At one of my jobs, we were in the throes of learning a whole new record-keeping system. I am not your basic technocrat, not by a long shot. I had to learn this new system; the old one was no longer an option, and it all felt very out of control. My other job was presenting challenges of its own.

I was grateful for the vacation, really I was, but I allowed fear, doubt, insecurity, and all kinds of negativity to drown out the gratitude. The pit I was spiraling into was all too familiar. It is a place of despair, despondency and self-hatred, a place in which I used to live. This was not something I expected after seven years in FA. I felt like I had been in recovery for maybe seven minutes!

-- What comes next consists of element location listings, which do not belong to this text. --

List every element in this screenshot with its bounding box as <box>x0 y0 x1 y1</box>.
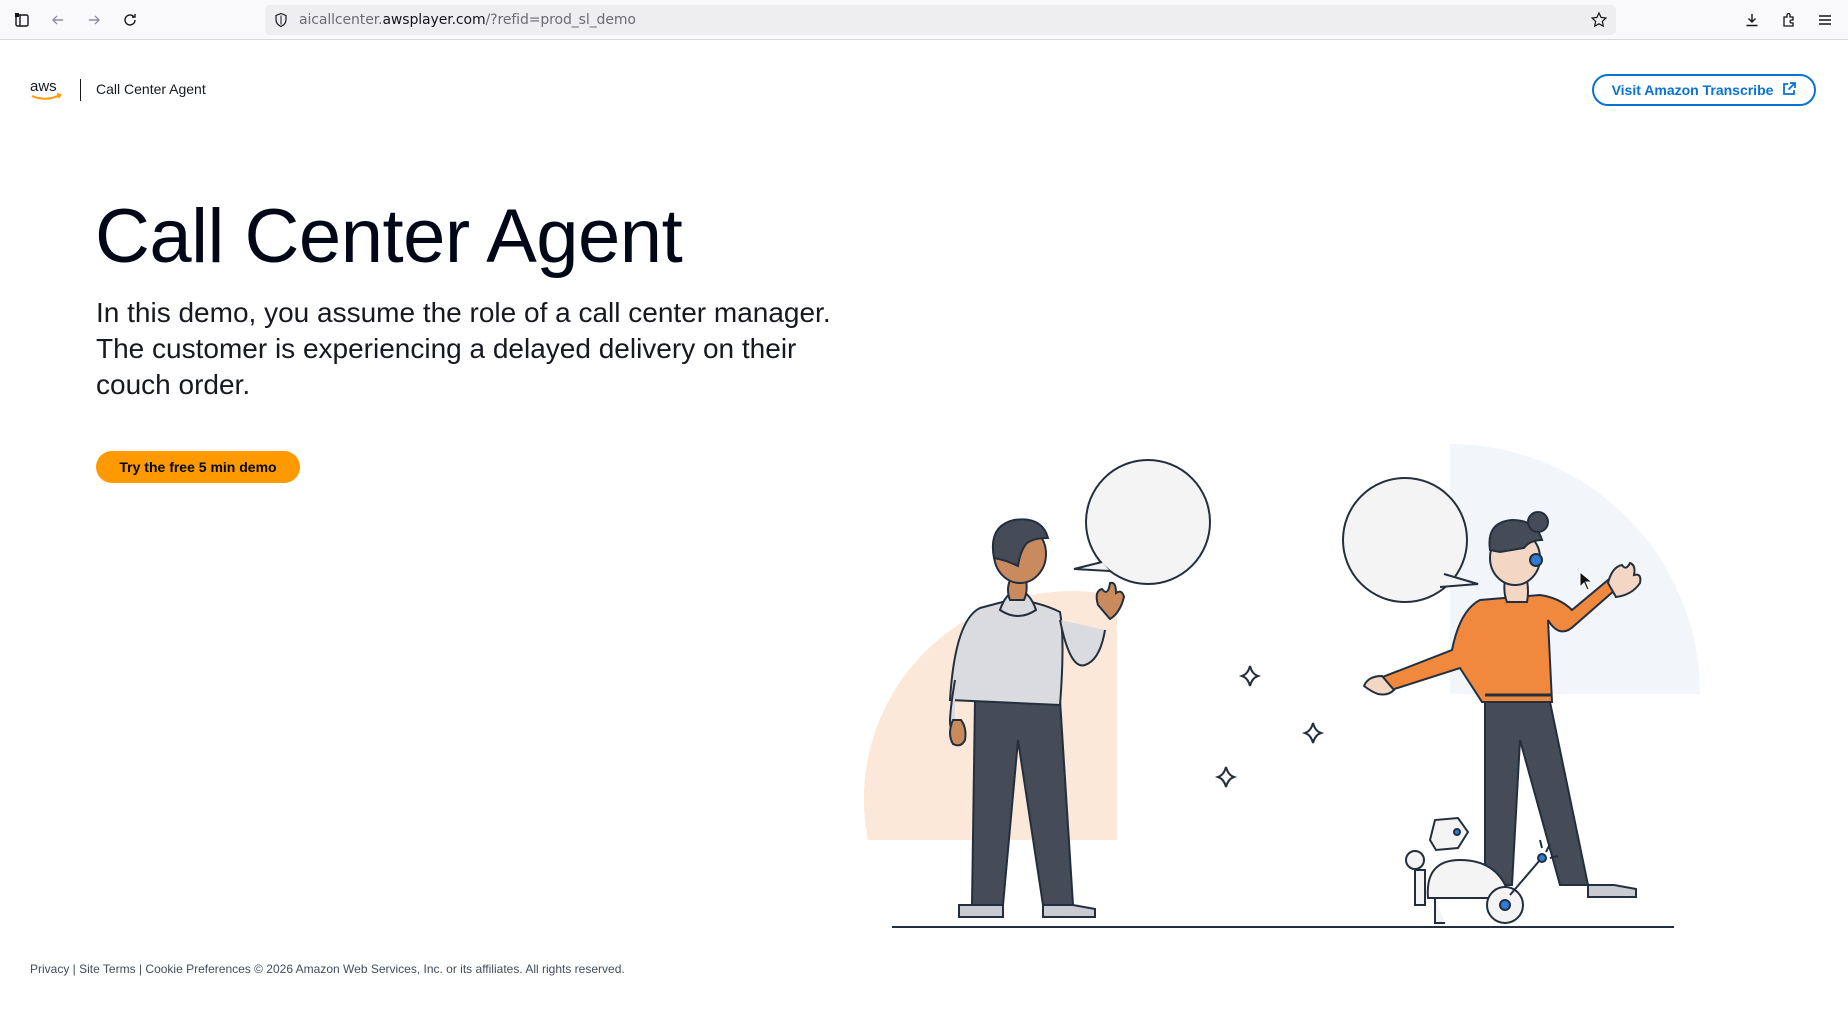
copyright-text: © 2026 Amazon Web Services, Inc. or its … <box>250 962 625 976</box>
menu-icon[interactable] <box>1813 8 1837 32</box>
header-title: Call Center Agent <box>96 81 206 97</box>
address-bar[interactable]: aicallcenter.awsplayer.com/?refid=prod_s… <box>265 5 1616 35</box>
footer-separator: | <box>69 962 80 976</box>
try-demo-button[interactable]: Try the free 5 min demo <box>96 451 300 483</box>
external-link-icon <box>1782 81 1797 99</box>
robot-dog <box>1405 816 1559 924</box>
aws-logo[interactable]: aws <box>30 77 64 103</box>
footer: Privacy | Site Terms | Cookie Preference… <box>30 962 625 976</box>
forward-arrow-icon[interactable] <box>82 8 106 32</box>
sparkles <box>1214 665 1325 788</box>
mouse-cursor-icon <box>1579 570 1594 595</box>
svg-text:aws: aws <box>30 78 57 95</box>
hero-description: In this demo, you assume the role of a c… <box>96 297 831 400</box>
browser-toolbar: aicallcenter.awsplayer.com/?refid=prod_s… <box>0 0 1848 40</box>
visit-button-label: Visit Amazon Transcribe <box>1611 82 1774 98</box>
privacy-link[interactable]: Privacy <box>30 962 69 976</box>
cookie-preferences-link[interactable]: Cookie Preferences <box>145 962 250 976</box>
page-title: Call Center Agent <box>95 194 683 279</box>
hero-illustration <box>860 440 1710 940</box>
reload-icon[interactable] <box>118 8 142 32</box>
sidebar-toggle-icon[interactable] <box>10 8 34 32</box>
logo-divider <box>80 79 81 101</box>
speech-bubble-left <box>1073 459 1211 585</box>
site-header: aws Call Center Agent Visit Amazon Trans… <box>0 40 1848 140</box>
url-text: aicallcenter.awsplayer.com/?refid=prod_s… <box>299 12 636 28</box>
back-arrow-icon[interactable] <box>46 8 70 32</box>
bookmark-star-icon[interactable] <box>1590 11 1608 33</box>
footer-separator: | <box>135 962 146 976</box>
extensions-icon[interactable] <box>1777 8 1801 32</box>
site-info-icon[interactable] <box>273 12 289 32</box>
visit-amazon-transcribe-button[interactable]: Visit Amazon Transcribe <box>1592 74 1816 106</box>
site-terms-link[interactable]: Site Terms <box>79 962 135 976</box>
downloads-icon[interactable] <box>1740 8 1764 32</box>
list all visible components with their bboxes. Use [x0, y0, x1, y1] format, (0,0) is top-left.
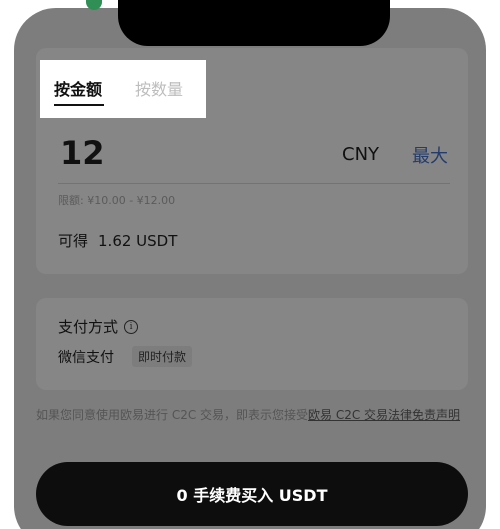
phone-frame: 按金额 按数量 12 CNY 最大 限额: ¥10.00 - ¥12.00 可得… — [0, 0, 500, 529]
disclaimer-link[interactable]: 欧易 C2C 交易法律免责声明 — [308, 408, 460, 422]
tab-by-amount[interactable]: 按金额 — [54, 76, 102, 100]
payment-card[interactable] — [36, 298, 468, 390]
receive-value: 1.62 USDT — [98, 232, 178, 250]
receive-label: 可得 — [58, 232, 89, 250]
amount-input[interactable]: 12 — [60, 134, 105, 172]
buy-usdt-button[interactable]: 0 手续费买入 USDT — [36, 462, 468, 526]
tab-by-quantity[interactable]: 按数量 — [135, 76, 183, 100]
payment-tag: 即时付款 — [132, 346, 193, 367]
payment-title: 支付方式 i — [58, 316, 139, 337]
currency-label: CNY — [342, 144, 380, 165]
active-tab-underline — [54, 104, 104, 106]
phone-notch — [118, 0, 390, 46]
limit-text: 限额: ¥10.00 - ¥12.00 — [58, 194, 176, 207]
receive-row: 可得 1.62 USDT — [58, 230, 177, 251]
order-mode-tabs: 按金额 按数量 — [40, 60, 206, 118]
agreement-text: 如果您同意使用欧易进行 C2C 交易，即表示您接受欧易 C2C 交易法律免责声明 — [36, 406, 472, 424]
max-button[interactable]: 最大 — [412, 142, 448, 168]
info-icon[interactable]: i — [124, 319, 139, 334]
payment-title-label: 支付方式 — [58, 318, 119, 336]
amount-divider — [58, 183, 450, 184]
agreement-body: 如果您同意使用欧易进行 C2C 交易，即表示您接受 — [36, 408, 309, 422]
payment-method: 微信支付 — [58, 350, 114, 366]
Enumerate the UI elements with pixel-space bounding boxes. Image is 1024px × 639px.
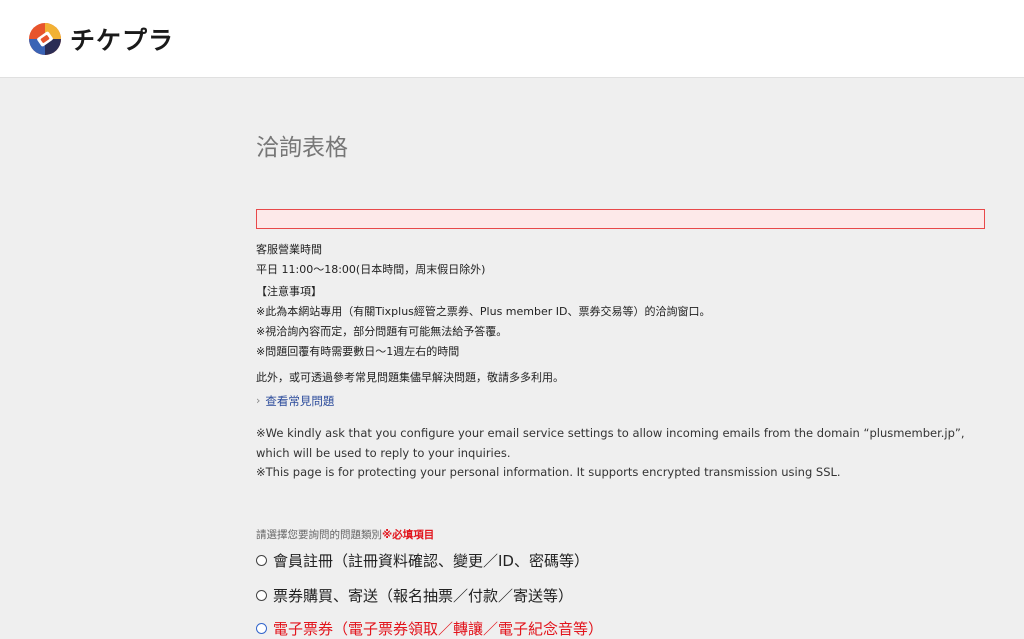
radio-option-label: 會員註冊（註冊資料確認、變更／ID、密碼等） bbox=[273, 552, 589, 570]
english-notice: ※We kindly ask that you configure your e… bbox=[256, 424, 986, 483]
notice-item-1: ※此為本網站專用（有關Tixplus經管之票券、Plus member ID、票… bbox=[256, 305, 711, 318]
info-block: 客服營業時間 平日 11:00～18:00(日本時間，周末假日除外) 【注意事項… bbox=[256, 240, 986, 483]
faq-link-label: 查看常見問題 bbox=[265, 394, 335, 408]
ticket-logo-icon bbox=[28, 22, 62, 56]
site-header: チケプラ bbox=[0, 0, 1024, 78]
radio-option-purchase[interactable]: 票券購買、寄送（報名抽票／付款／寄送等） bbox=[256, 585, 573, 606]
ssl-notice: ※This page is for protecting your person… bbox=[256, 465, 841, 479]
chevron-right-icon: › bbox=[256, 394, 261, 407]
logo-wordmark: チケプラ bbox=[70, 26, 175, 55]
radio-button[interactable] bbox=[256, 590, 267, 601]
radio-option-eticket[interactable]: 電子票券（電子票券領取／轉讓／電子紀念音等） bbox=[256, 618, 603, 639]
email-domain-notice: ※We kindly ask that you configure your e… bbox=[256, 426, 965, 460]
hours-label: 客服營業時間 bbox=[256, 243, 322, 256]
faq-hint: 此外，或可透過參考常見問題集儘早解決問題，敬請多多利用。 bbox=[256, 371, 564, 384]
site-logo[interactable]: チケプラ bbox=[28, 21, 174, 57]
notice-item-3: ※問題回覆有時需要數日～1週左右的時間 bbox=[256, 345, 460, 358]
hours-value: 平日 11:00～18:00(日本時間，周末假日除外) bbox=[256, 263, 486, 276]
radio-button[interactable] bbox=[256, 555, 267, 566]
page-title: 洽詢表格 bbox=[256, 135, 348, 161]
radio-option-membership[interactable]: 會員註冊（註冊資料確認、變更／ID、密碼等） bbox=[256, 550, 589, 571]
radio-option-label: 票券購買、寄送（報名抽票／付款／寄送等） bbox=[273, 587, 574, 605]
radio-option-label: 電子票券（電子票券領取／轉讓／電子紀念音等） bbox=[273, 620, 604, 638]
required-marker: ※必填項目 bbox=[382, 529, 435, 541]
faq-link[interactable]: › 查看常見問題 bbox=[256, 391, 986, 411]
radio-button[interactable] bbox=[256, 623, 267, 634]
notice-item-2: ※視洽詢內容而定，部分問題有可能無法給予答覆。 bbox=[256, 325, 508, 338]
notice-title: 【注意事項】 bbox=[256, 285, 322, 298]
error-message-box bbox=[256, 209, 985, 229]
category-label-text: 請選擇您要詢問的問題類別 bbox=[256, 529, 382, 541]
category-label: 請選擇您要詢問的問題類別※必填項目 bbox=[256, 527, 434, 542]
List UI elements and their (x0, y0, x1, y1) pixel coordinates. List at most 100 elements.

So what did I do? Fortunately, these last seven years have given me tools with which to work, specific things to do, whether I feel like it or not. I used them all. In my phone calls, I honestly let people know what I was thinking and feeling. I talked to my Higher Power constantly, even though I wasn’t sure anything would result from that. I was “acting as if” I had all the faith in the world. I got on my knees, read and re-read the FA literature, took suggestions from my sponsor and from other fellows, wrote about the experience, and kept my food sparkly clean.

After several days, I did not feel much better, but I just kept on keeping on. I showed up in all the places where I needed to be, and tried to behave myself by not letting my own negativity spill out onto others. I kept doing the things that I have been doing for the last seven years.

Then one morning on the way to work, I was suddenly overwhelmed by this desire, this need, to get out of the problem and start living in the solution. I thought about the phrase from the Just for Today card that quotes Abraham Lincoln as saying, “Most folks are as happy as they make up their minds to be.”  I pounded the steering wheel with my fist and said, out loud, “I am going to be in a good mood today!” I made a decision. It was not a feeling; it was clearly a decision.

The black cloud that had been following me around (because I let it) was lifted. I had one of the best days at work that I’d had in a long time. People who don’t normally notice me said good morning. I laughed, was present and productive, and felt lighter than I had since I was walking on the beach in Florida.

The biggest lesson I have learned from the experience is this: by living this program one day at a time, by doing what is suggested—all of it—from weighing and measuring my food to getting on my knees, to being honest, is that the program has seeped into my cells and my bone marrow. I know that the disease of food addiction is there, too, but it is no match for the daily working of this program and a strong faith in a Higher Power. I am under no illusion that I did any of this alone.